In one exemplary embodiment, Mn and Bi, as well as Co and/or Fe, are sputtered and deposited on a substrate, as shown by blocks 171-174 of FIG. 15. The material is then annealed and cooled to room temperature, thereby providing a magnetic film as shown by blocks 175-177.

In another exemplary embodiment, Mn and Bi, as well as Co and/or Fe, are mixed and pressed to form a green body, as shown by blocks 201-204 of FIG. 16. The green body is then evaporated via electron beam evaporation and deposited on a substrate, thereby forming a deposited film, as shown by blocks 205 and 206. The deposited film is then annealed and cooled to room temperature, thereby providing a magnetic film of Mn—Bi—Co or Mn—Bi—Co—Fe, as shown by blocks 207-209.

In yet another exemplary embodiment, Mn and Bi, as well as Co and/or Fe, are evaporated using a pulsed laser and deposited on a substrate, as shown by blocks 221 and 222. The material is then annealed and cooled to room temperature, thereby providing a magnetic film, as shown by blocks 223-225.

In one exemplary embodiment, particles of Mn and Bi, as well as Co and/or Fe, are mixed and pressed to form a green body, as shown by blocks 251-252 of FIG. 18. The green body is then inserted into a glass tube, which is evacuated, and the material is annealed, as shown by block 253. The sintered body is then milled to form particles under reduction atmosphere, thereby providing magnetic particles, as shown by blocks 254 and 255.

The techniques described above for forming metallic magnets are exemplary, and other techniques may be used in other embodiments.

The magnetic material described herein may be used in a variety of applications.

As an example, the magnetic material may be used as an electrode for a perpendicular-anisotropy magnetic tunneling junction (p-MTJ) or a perpendicular-anisotropy magnetic random access memory (p-MRAM).
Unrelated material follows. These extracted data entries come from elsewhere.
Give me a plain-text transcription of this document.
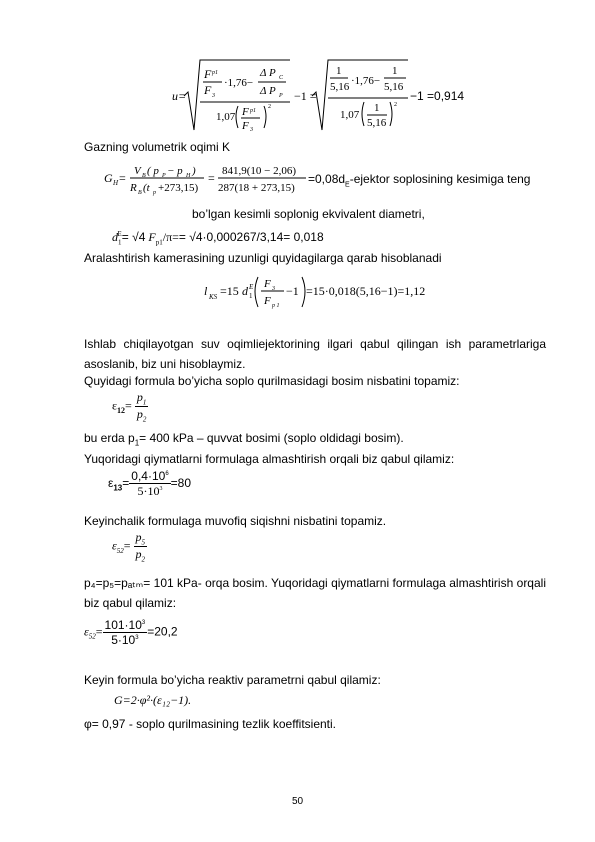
u=
F p1
F 3
·1,76−
Δ P C
Δ P P
1,07 F p1
F 3
2
−1 =
1
5,16 ·1,76−
1
5,16
1,07
1
5,16
2
−1 =0,914
Gazning volumetrik oqimi K
G H = V B ( p P − p H )
R B (t p +273,15)
= 841,9(10 − 2,06)
287(18 + 273,15)
$=0,08d_E$-ejektor soplosining kesimiga teng
bo’lgan kesimli soplonig ekvivalent diametri,
$d_1^E= √4$ $F_{p1}/\pi== √4\cdot 0,000267/3,14= 0,018$
Aralashtirish kamerasining uzunligi quyidagilarga qarab hisoblanadi
l KS =15 d 1
E F 3
F p 1
−1 =15·0,018(5,16−1)=1,12
Ishlab chiqilayotgan suv oqimliejektorining ilgari qabul qilingan ish parametrlariga asoslanib, biz uni hisoblaymiz.
Quyidagi formula bo’yicha soplo qurilmasidagi bosim nisbatini topamiz:
$\varepsilon_{12}= \frac{p_1}{p_2}$
bu erda $p_1= 400$ kPa – quvvat bosimi (soplo oldidagi bosim).
Yuqoridagi qiymatlarni formulaga almashtirish orqali biz qabul qilamiz:
$\varepsilon_{13}= \frac{0,4\cdot 10^6}{5\cdot 10^3} =80$
Keyinchalik formulaga muvofiq siqishni nisbatini topamiz.
$\varepsilon_{52}= \frac{p_5}{p_2}$
p₄=p₅=pₐₜₘ= 101 kPa- orqa bosim. Yuqoridagi qiymatlarni formulaga almashtirish orqali biz qabul qilamiz:
$\varepsilon_{52}= \frac{101\cdot 10^3}{5\cdot 10^3} =20,2$
Keyin formula bo’yicha reaktiv parametrni qabul qilamiz:
G=2·φ²·(ε₁₂−1).
φ= 0,97 - soplo qurilmasining tezlik koeffitsienti.
50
The material of an electrode for a p-MTJ or p-MRAM may be (1) Mn—Bi, (2) Mn—Bi—X (where X is selected from the group including: Co, Fe, Pt, Cu, Au, Al, Ag, Se, Si, Ge, Ni, Ga, Zn, and In), (3) Mn—Bi—Co—Y (where Y is selected from the group including: Fe, Pt, Cu, Au, Al, Ag, Se, Si, Ge, Ni, Ga, Zn, In)/MgO/Mn—Bi—Co—Z (where Z is selected from the group including: Fe, Pt, Cu, Au, Al, Ag, Se, Si, Ge, Ni, Ga, Zn, In), or (4) Mn—Bi—Co-V (where V is selected from the group including: Fe, Pt, Cu, Au, Al, Ag, Se, Si, Ge, Ni, Ga, Zn, In). The material of a stack for a p-MTJ may be Mn—Bi—Co/MgO/Mn—Bi—Co/AFM (any Antiferromagnetic material), and a stack for a p-MTJ or MRAM may be Mn—Bi-U/MgO/Mn—Bi-U/AFM (where U is selected from the group including: Co, Fe, Pt, Cu, Au, Al, Ag, Se, Si, Ge, Ni, Ga, Zn, In). In other embodiments, yet other materials are possible

Claims

1. A magnetic alloy, comprising: manganese (12);bismuth (13); andcobalt (22),wherein a material phase of the alloy is metallic.
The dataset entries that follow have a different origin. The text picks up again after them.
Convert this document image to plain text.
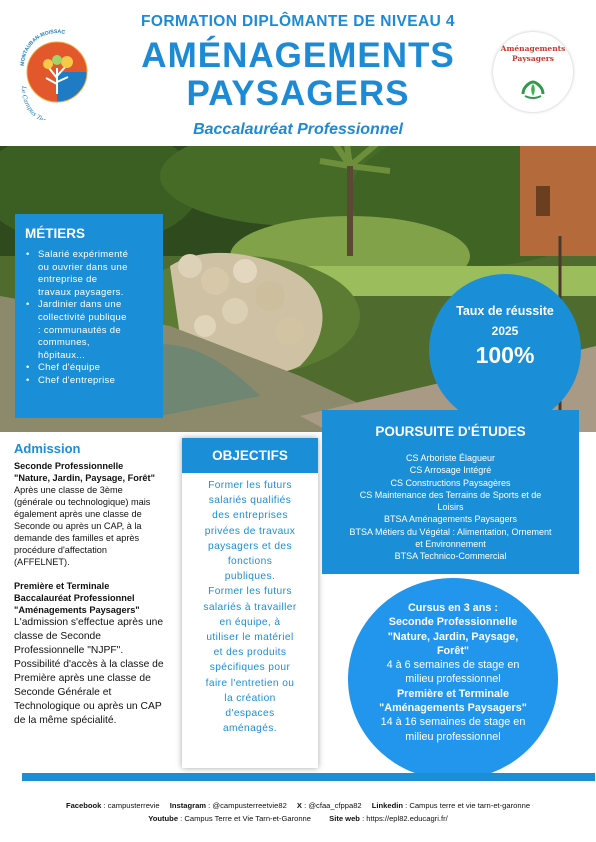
MONTAUBAN-MOISSAC
Le Campus Te
FORMATION DIPLÔMANTE DE NIVEAU 4
AMÉNAGEMENTS
PAYSAGERS
Baccalauréat Professionnel
Aménagements
Paysagers
MÉTIERS
• Salarié expérimenté
ou ouvrier dans une
entreprise de
travaux paysagers.
• Jardinier dans une
collectivité publique
: communautés de
communes,
hôpitaux...
• Chef d'équipe
• Chef d'entreprise
Taux de réussite
2025
100%
Admission
Seconde Professionnelle
"Nature, Jardin, Paysage, Forêt"
Après une classe de 3ème
(générale ou technologique) mais
également après une classe de
Seconde ou après un CAP, à la
demande des familles et après
procédure d'affectation
(AFFELNET).
Première et Terminale
Baccalauréat Professionnel
"Aménagements Paysagers"
L'admission s'effectue après une
classe de Seconde
Professionnelle "NJPF".
Possibilité d'accès à la classe de
Première après une classe de
Seconde Générale et
Technologique ou après un CAP
de la même spécialité.
OBJECTIFS
Former les futurs
salariés qualifiés
des entreprises
privées de travaux
paysagers et des
fonctions
publiques.
Former les futurs
salariés à travailler
en équipe, à
utiliser le matériel
et des produits
spécifiques pour
faire l'entretien ou
la création
d'espaces
aménagés.
POURSUITE D'ÉTUDES
CS Arboriste Élagueur
CS Arrosage Intégré
CS Constructions Paysagères
CS Maintenance des Terrains de Sports et de
Loisirs
BTSA Aménagements Paysagers
BTSA Métiers du Végétal : Alimentation, Ornement
et Environnement
BTSA Technico-Commercial
Cursus en 3 ans :
Seconde Professionnelle
"Nature, Jardin, Paysage,
Forêt"
4 à 6 semaines de stage en
milieu professionnel
Première et Terminale
"Aménagements Paysagers"
14 à 16 semaines de stage en
milieu professionnel
Facebook : campusterrevie Instagram : @campusterreetvie82 X : @cfaa_cfppa82 Linkedin : Campus terre et vie tarn-et-garonne
Youtube : Campus Terre et Vie Tarn-et-Garonne Site web : https://epl82.educagri.fr/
2. The metallic alloy of claim 1, wherein the metallic magnetic material is free of rare-earth metals

3. The metallic alloy of claim 1, further comprising iron.

4. The metallic alloy of claim 3, wherein the metallic alloy is free of rare-earth metals.
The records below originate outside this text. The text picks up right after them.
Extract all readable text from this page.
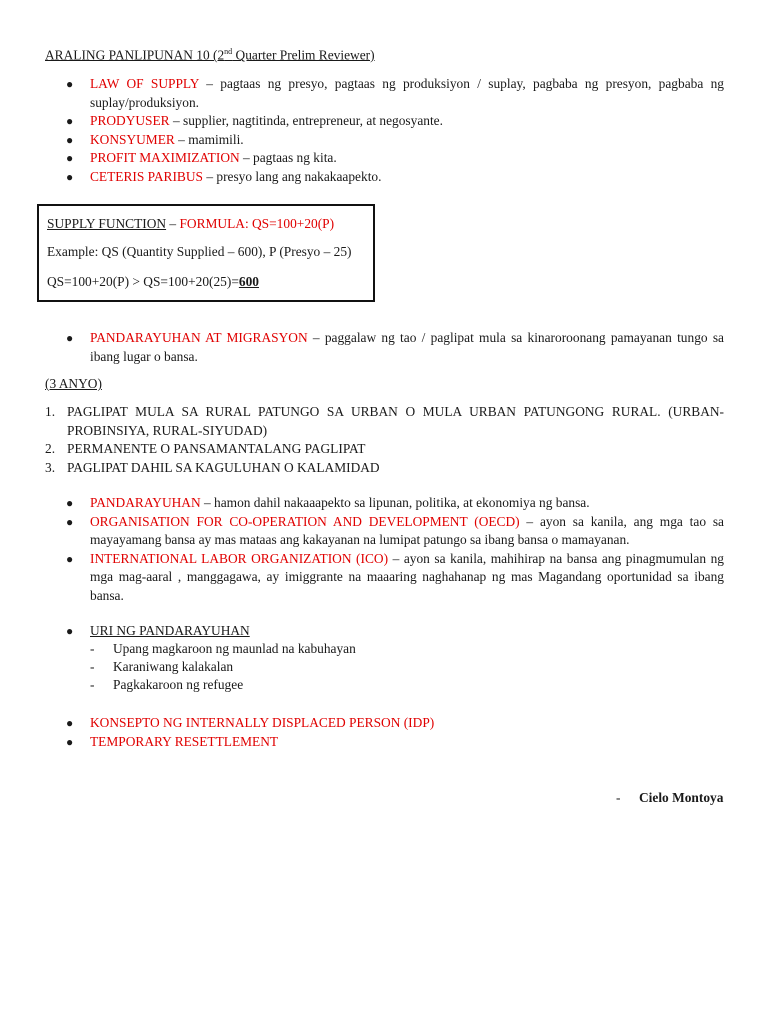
ARALING PANLIPUNAN 10 (2nd Quarter Prelim Reviewer)
● LAW OF SUPPLY – pagtaas ng presyo, pagtaas ng produksiyon / suplay, pagbaba ng presyon, pagbaba ng suplay/produksiyon.
● PRODYUSER – supplier, nagtitinda, entrepreneur, at negosyante.
● KONSYUMER – mamimili.
● PROFIT MAXIMIZATION – pagtaas ng kita.
● CETERIS PARIBUS – presyo lang ang nakakaapekto.
SUPPLY FUNCTION – FORMULA: QS=100+20(P)
Example: QS (Quantity Supplied – 600), P (Presyo – 25)
QS=100+20(P) > QS=100+20(25)=600
● PANDARAYUHAN AT MIGRASYON – paggalaw ng tao / paglipat mula sa kinaroroonang pamayanan tungo sa ibang lugar o bansa.
(3 ANYO)
1. PAGLIPAT MULA SA RURAL PATUNGO SA URBAN O MULA URBAN PATUNGONG RURAL. (URBAN-PROBINSIYA, RURAL-SIYUDAD)
2. PERMANENTE O PANSAMANTALANG PAGLIPAT
3. PAGLIPAT DAHIL SA KAGULUHAN O KALAMIDAD
● PANDARAYUHAN – hamon dahil nakaaapekto sa lipunan, politika, at ekonomiya ng bansa.
● ORGANISATION FOR CO-OPERATION AND DEVELOPMENT (OECD) – ayon sa kanila, ang mga tao sa mayayamang bansa ay mas mataas ang kakayanan na lumipat patungo sa ibang bansa o mamayanan.
● INTERNATIONAL LABOR ORGANIZATION (ICO) – ayon sa kanila, mahihirap na bansa ang pinagmumulan ng mga mag-aaral , manggagawa, ay imiggrante na maaaring naghahanap ng mas Magandang oportunidad sa ibang bansa.
● URI NG PANDARAYUHAN
- Upang magkaroon ng maunlad na kabuhayan
- Karaniwang kalakalan
- Pagkakaroon ng refugee
● KONSEPTO NG INTERNALLY DISPLACED PERSON (IDP)
● TEMPORARY RESETTLEMENT
- Cielo Montoya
5. A method, comprising: forming a magnet having a material phase that is metallic,wherein the forming comprises alloying manganese (12), bismuth (13), and cobalt (22).

6. The method of claim 5, wherein the magnet is free of rare-earth metals.

7. The method of claim 5, wherein the forming further comprises alloying iron with the manganese, bismuth, and cobalt.

8. The method of claim 6, wherein the magnet is free of rare-earth metals.